There are some career advice professionals who downplay the need for a cover letter. With many companies scanning resumes, they say there is no need for a cover letter, as it is stripped, tossed and never read. It may very well be true that some cover letters， no matter how carefully crafted, do not reach human eyes. However, surveys consistently show that cover letters are still important!
Dave Willmer, executive director of OfficeTeam, an independent organization that conducted one survey notes, “Those who aren’t including cover letters with their resumes are missing an opportunity to make a good first impression and set themselves apart from other job applicants.” He compares sending a resume without a cover letter to meeting someone for the first time and not shaking hands.
Here’s some additional information to convince you how important a cover letter is...
INDIANAPOLIS—Too often, job seekers allow their assumptions to keep them from achieving employment. When it comes to cover letters, in particular, many job seekers mistakenly assume that if they are not specifically asked to submit a cover letter, it must not be important to the employer. This couldn’t be further from the truth. According to a Yahoo! HotJobs article, more than 80 percent of recruiters surveyed by the Society for Human Resource Management (SHRM) said cover letters are a "necessity.”
Simply put: The only assumption job seekers should make about their cover letter is that it will play a significant role in how hiring managers and recruiters perceive them.
“Cover letters offer a golden opportunity to link your set of skills, experience, talents and interests with a particular company or job. They are your formal introduction to people who can be influential in your job search, and they prepare your readers for all the details, experiences and accomplishments highlighted on your resume,” says Louise Kursmark, co-author of the recently released book 15-Minute Cover Letter, Second Edition.

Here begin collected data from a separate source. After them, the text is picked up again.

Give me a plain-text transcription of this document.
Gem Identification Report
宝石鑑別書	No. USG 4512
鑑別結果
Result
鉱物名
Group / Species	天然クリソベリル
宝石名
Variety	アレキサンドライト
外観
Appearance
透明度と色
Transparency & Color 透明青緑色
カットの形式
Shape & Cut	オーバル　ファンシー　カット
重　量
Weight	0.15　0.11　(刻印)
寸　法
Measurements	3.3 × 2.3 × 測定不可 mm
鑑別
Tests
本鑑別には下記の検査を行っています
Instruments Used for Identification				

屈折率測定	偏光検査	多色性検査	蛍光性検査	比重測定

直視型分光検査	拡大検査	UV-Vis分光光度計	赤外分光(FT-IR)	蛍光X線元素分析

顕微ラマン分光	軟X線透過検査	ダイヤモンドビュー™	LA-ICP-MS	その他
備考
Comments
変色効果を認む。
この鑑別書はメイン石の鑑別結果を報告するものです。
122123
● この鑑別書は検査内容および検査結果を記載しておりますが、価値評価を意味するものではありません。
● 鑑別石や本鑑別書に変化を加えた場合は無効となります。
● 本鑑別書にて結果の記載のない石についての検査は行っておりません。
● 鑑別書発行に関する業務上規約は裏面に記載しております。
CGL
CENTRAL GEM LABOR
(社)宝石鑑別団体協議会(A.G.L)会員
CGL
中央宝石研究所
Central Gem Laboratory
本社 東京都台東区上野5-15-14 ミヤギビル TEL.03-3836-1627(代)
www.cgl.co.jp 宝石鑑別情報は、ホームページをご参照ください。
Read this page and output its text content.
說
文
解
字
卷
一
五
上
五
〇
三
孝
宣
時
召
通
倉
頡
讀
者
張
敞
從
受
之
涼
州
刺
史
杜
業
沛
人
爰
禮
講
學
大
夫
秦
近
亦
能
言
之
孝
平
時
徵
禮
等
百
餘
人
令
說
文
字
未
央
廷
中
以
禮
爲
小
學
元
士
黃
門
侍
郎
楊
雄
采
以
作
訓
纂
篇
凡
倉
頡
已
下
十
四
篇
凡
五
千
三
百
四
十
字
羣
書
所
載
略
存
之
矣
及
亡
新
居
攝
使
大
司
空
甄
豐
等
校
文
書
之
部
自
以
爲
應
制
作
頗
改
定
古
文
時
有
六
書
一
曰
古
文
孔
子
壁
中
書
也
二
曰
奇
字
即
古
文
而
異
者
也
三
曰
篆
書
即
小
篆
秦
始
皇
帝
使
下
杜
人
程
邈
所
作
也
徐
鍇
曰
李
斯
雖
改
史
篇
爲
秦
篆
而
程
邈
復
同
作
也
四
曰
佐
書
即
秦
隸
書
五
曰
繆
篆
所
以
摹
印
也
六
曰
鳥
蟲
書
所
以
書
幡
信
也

In her book, Kursmark shares several winning strategies for crafting cover letters. And that’s just the beginning. She also reveals how to use cover letters to get on employers’ radar screens and secure interview opportunities. And, no, blasting hundreds of unsolicited resumes and cover letters is not a strategy she recommends!
Instead, consider the following tips. According to Kursmark, these actions are effective strategies for scoring face-to-face interviews.
Pack your P.S. with punch. Most people immediately jump to the P.S. portion of a letter and read it again after finishing the rest. With a P.S., you can close your letter on a particularly positive and powerful note. To do so, be sure the P.S. contains information valuable to the employer. You might mention how a skill or experience of yours relates to one of the employer’s current goals. You might also congratulate the reader on an achievement or media coverage.
Write to someone in particular. Avoid sending a letter “To whom it may concern.” If you don’t know the name of the person who will receive your letter, try searching Google or LinkedIn to uncover the name of the appropriate hiring manager or a contact in the human resources department.
“Drop names” to make an impact. One of the most compelling ways to begin the letter is to mention the name of a person who referred you. If don’t know someone connected to the employer, consider referencing an interview you might have seen or read about that featured quotes from someone employed at the organization.
Refer to your resume, but don’t repeat it word-for-word. Your letter should expand on the results, skills and success stories that are in your resume. Be sure to add more details about these points or blend two or three accomplishments from your resume into one powerful story in your letter.